Here we are building what you would see in a machine learning diagram - a lot of different layers that connect together.

These layers filter information and allow the machine to learn!

In [11]:
num_classes = len(class_names)

model = tf.keras.Sequential([
  tf.keras.layers.Rescaling(1./255),
  tf.keras.layers.RandomFlip("horizontal", input_shape=(256,
  256,3)),
  tf.keras.layers.RandomRotation(0.1),
  tf.keras.layers.RandomZoom(0.1),
  tf.keras.layers.Conv2D(32, 3, activation='relu'),
  tf.keras.layers.MaxPooling2D(),
  tf.keras.layers.Conv2D(32, 3, activation='relu'),
  tf.keras.layers.MaxPooling2D(),
  tf.keras.layers.Conv2D(32, 3, activation='relu'),
  tf.keras.layers.MaxPooling2D(),
  tf.keras.layers.Flatten(),
  tf.keras.layers.Dense(128, activation='relu'),
  tf.keras.layers.Dense(num_classes)
])

Now we are compiling (just like in Python) our model, so that we can see a variety of summary information (such as accuracy of the model at any step) when we are training our model.

In [12]:
model.compile(optimizer='adam',
              loss=tf.keras.losses.SparseCategoricalCrossentropy(from_logits=True),
              metrics=['accuracy'])

#**Training the Model**

Now we are ready to train the model! We are using our training data to train the model and the validation data in order to test how accurate the machine's guesses are

Epochs are how many passthroughs of the data that you want to do, in order to make the model more accurate.

In [18]:
history = model.fit(
  training_data,
  validation_data=validation_data,
  epochs=10
)

Epoch 1/10
Epoch 2/10
Epoch 3/10
Epoch 4/10
Epoch 5/10
Epoch 6/10
Epoch 7/10
Epoch 8/10
Epoch 9/10
Epoch 10/10


#**Testing**

Are you curious as to how accurate our models ended up being?
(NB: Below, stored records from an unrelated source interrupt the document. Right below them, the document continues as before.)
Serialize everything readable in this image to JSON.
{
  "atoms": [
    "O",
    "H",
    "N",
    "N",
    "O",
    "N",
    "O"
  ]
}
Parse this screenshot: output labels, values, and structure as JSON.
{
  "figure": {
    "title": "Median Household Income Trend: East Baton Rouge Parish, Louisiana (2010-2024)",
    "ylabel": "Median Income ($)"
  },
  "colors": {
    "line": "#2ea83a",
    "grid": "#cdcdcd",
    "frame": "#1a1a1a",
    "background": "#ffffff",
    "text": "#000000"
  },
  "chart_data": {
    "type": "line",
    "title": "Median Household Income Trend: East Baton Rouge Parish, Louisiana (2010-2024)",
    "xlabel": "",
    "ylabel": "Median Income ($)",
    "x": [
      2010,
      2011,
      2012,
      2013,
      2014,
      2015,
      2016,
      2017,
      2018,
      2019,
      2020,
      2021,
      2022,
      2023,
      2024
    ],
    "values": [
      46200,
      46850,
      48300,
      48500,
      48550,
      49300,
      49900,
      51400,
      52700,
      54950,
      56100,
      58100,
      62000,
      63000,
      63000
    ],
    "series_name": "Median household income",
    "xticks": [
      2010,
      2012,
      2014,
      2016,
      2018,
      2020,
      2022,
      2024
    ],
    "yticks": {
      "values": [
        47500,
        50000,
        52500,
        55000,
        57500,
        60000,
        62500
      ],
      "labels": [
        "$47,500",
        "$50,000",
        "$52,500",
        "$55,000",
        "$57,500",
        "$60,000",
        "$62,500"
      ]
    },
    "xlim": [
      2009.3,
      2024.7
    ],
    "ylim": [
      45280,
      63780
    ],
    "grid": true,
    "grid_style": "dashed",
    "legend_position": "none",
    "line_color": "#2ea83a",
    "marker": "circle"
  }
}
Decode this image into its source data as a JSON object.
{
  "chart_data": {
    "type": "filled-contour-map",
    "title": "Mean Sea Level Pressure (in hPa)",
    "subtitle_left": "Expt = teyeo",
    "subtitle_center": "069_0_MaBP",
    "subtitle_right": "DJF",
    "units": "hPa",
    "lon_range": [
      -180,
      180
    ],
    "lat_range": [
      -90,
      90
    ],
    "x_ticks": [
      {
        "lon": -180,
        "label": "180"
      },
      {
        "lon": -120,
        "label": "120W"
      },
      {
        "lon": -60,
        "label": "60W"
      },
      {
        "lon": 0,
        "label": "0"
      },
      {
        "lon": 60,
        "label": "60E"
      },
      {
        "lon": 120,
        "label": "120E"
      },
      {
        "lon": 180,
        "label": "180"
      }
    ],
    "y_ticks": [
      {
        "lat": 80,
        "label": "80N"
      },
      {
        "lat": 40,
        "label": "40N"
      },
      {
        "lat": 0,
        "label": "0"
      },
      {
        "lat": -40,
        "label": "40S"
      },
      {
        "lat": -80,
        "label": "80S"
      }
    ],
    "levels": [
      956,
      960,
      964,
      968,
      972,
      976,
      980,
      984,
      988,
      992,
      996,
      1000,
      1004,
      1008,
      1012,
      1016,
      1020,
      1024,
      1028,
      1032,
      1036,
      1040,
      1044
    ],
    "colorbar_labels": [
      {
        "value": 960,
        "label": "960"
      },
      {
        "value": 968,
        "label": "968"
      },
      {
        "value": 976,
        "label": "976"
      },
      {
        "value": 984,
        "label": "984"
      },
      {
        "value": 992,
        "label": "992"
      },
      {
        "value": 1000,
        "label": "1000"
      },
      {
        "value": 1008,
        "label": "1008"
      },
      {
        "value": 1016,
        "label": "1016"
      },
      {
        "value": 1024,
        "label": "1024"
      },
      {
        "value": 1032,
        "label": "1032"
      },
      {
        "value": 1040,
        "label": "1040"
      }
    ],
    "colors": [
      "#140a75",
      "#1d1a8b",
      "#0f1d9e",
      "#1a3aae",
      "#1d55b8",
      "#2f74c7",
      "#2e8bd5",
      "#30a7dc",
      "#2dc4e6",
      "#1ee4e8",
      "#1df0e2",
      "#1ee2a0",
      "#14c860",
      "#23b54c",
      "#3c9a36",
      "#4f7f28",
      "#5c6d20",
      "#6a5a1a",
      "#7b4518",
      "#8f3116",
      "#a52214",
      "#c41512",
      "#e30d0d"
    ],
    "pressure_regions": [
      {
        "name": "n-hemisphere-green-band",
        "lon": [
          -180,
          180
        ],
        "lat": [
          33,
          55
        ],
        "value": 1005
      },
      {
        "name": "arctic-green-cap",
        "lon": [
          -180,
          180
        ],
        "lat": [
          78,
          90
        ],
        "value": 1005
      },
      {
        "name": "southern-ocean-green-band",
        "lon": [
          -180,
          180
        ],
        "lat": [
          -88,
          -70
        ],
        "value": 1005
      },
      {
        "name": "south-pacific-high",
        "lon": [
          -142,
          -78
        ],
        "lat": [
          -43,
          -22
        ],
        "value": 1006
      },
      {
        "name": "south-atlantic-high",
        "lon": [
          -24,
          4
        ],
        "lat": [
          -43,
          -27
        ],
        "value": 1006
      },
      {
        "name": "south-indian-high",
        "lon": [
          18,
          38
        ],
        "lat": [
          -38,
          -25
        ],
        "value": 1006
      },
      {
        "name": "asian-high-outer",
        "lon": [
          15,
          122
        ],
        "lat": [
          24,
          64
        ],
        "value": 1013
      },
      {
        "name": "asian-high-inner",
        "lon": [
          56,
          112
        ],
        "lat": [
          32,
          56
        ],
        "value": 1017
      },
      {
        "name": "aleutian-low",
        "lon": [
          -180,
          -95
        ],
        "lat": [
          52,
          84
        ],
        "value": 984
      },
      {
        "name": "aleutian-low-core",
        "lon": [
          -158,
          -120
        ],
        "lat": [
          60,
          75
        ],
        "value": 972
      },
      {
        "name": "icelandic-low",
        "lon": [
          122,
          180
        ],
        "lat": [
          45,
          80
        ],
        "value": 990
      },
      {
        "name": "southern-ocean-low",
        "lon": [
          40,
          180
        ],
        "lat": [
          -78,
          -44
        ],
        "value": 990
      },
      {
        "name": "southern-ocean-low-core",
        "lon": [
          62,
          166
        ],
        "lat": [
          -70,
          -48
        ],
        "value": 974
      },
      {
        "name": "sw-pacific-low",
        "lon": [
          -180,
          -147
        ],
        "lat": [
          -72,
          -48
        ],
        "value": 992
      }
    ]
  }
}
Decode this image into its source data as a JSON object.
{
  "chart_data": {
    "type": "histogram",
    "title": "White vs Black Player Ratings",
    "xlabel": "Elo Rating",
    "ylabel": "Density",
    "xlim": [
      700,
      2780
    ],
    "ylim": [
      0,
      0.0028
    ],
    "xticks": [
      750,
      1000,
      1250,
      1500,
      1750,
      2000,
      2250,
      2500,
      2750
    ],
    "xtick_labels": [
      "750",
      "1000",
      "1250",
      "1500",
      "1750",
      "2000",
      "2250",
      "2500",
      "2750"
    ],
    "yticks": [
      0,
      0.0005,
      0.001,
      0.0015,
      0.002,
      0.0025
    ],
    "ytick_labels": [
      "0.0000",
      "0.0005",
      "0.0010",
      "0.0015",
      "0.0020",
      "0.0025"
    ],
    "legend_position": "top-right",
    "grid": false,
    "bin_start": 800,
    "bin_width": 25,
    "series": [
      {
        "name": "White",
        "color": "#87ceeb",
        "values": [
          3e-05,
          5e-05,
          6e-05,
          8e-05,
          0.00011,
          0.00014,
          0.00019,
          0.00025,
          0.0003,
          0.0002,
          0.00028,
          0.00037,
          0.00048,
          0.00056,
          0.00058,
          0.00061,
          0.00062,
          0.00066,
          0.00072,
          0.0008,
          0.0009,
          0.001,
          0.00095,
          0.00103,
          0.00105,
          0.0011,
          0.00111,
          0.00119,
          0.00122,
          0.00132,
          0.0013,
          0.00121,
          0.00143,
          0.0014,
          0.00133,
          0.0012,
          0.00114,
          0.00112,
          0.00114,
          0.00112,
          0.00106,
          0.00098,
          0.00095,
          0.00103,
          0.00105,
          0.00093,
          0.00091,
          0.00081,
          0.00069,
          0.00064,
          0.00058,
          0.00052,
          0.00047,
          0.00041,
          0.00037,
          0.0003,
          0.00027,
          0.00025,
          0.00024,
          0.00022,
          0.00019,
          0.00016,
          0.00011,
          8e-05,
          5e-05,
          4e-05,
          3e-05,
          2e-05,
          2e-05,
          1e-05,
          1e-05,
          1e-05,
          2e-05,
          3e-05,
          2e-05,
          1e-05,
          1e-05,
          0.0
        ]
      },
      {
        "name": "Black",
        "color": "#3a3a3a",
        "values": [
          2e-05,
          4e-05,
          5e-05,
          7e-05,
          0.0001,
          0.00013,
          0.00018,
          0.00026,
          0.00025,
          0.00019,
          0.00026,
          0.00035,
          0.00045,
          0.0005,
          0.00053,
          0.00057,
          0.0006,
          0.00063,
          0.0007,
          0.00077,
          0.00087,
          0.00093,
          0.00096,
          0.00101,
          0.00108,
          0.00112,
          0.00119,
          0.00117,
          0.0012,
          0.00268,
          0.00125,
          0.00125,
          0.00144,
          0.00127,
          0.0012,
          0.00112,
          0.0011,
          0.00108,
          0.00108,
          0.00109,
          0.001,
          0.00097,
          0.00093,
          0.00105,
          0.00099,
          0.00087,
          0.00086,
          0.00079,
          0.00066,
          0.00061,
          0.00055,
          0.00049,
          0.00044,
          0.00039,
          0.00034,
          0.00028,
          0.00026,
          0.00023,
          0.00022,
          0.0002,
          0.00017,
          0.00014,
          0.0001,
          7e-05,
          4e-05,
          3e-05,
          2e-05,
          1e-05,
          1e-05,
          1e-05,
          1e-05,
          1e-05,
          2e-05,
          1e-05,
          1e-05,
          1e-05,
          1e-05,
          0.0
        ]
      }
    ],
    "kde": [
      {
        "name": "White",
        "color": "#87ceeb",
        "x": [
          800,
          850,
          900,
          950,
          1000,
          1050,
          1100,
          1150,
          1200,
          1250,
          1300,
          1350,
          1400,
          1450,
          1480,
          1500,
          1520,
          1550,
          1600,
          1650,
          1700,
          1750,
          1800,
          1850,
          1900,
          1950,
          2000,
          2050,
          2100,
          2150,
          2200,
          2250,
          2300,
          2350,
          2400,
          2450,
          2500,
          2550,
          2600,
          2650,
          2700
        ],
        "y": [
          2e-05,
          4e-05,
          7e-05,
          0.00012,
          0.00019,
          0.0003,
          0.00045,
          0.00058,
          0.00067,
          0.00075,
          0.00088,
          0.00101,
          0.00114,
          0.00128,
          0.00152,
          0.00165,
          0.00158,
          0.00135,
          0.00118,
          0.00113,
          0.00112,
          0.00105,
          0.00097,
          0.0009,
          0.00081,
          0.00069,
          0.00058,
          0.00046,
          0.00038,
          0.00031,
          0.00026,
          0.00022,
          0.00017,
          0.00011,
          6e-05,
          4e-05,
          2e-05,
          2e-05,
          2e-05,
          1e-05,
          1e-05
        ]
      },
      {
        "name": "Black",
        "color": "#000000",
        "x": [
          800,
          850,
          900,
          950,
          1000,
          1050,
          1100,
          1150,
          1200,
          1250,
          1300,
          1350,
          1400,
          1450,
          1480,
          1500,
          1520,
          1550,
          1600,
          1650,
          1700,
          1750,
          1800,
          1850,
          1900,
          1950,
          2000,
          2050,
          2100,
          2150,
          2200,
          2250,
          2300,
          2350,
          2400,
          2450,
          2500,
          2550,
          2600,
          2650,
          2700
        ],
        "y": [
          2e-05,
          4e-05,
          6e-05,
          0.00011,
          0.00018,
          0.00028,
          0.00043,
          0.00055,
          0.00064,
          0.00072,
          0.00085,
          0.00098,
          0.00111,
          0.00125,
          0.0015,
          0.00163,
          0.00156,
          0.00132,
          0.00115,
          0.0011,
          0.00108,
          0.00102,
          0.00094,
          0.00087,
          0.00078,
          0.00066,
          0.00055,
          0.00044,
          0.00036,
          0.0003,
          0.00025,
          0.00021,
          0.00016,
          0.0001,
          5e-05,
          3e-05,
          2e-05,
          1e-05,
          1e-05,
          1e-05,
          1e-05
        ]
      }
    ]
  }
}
You can test our machine learning model by inserting a new link in the "test_url" variable and seeing if it predicted the result accurately!

Follow up question: why might it not have predicted the material accurately?

In [20]:
test_url = "https://images-na.ssl-images-amazon.com/images/I/81VQ-mOl7CL.jpg"
test_path = tf.keras.utils.get_file(origin=test_url)

img = tf.keras.utils.load_img(
    test_path, target_size=(256, 256)
)
img_array = tf.keras.utils.img_to_array(img)
img_array = tf.expand_dims(img_array, 0) # Create a batch

predictions = model.predict(img_array)
score = tf.nn.softmax(predictions[0])

print(
    "This image most likely belongs to {} with a {:.2f} percent confidence."
    .format(class_names[np.argmax(score)], 100 * np.max(score))
)

This image most likely belongs to cardboard with a 99.05 percent confidence.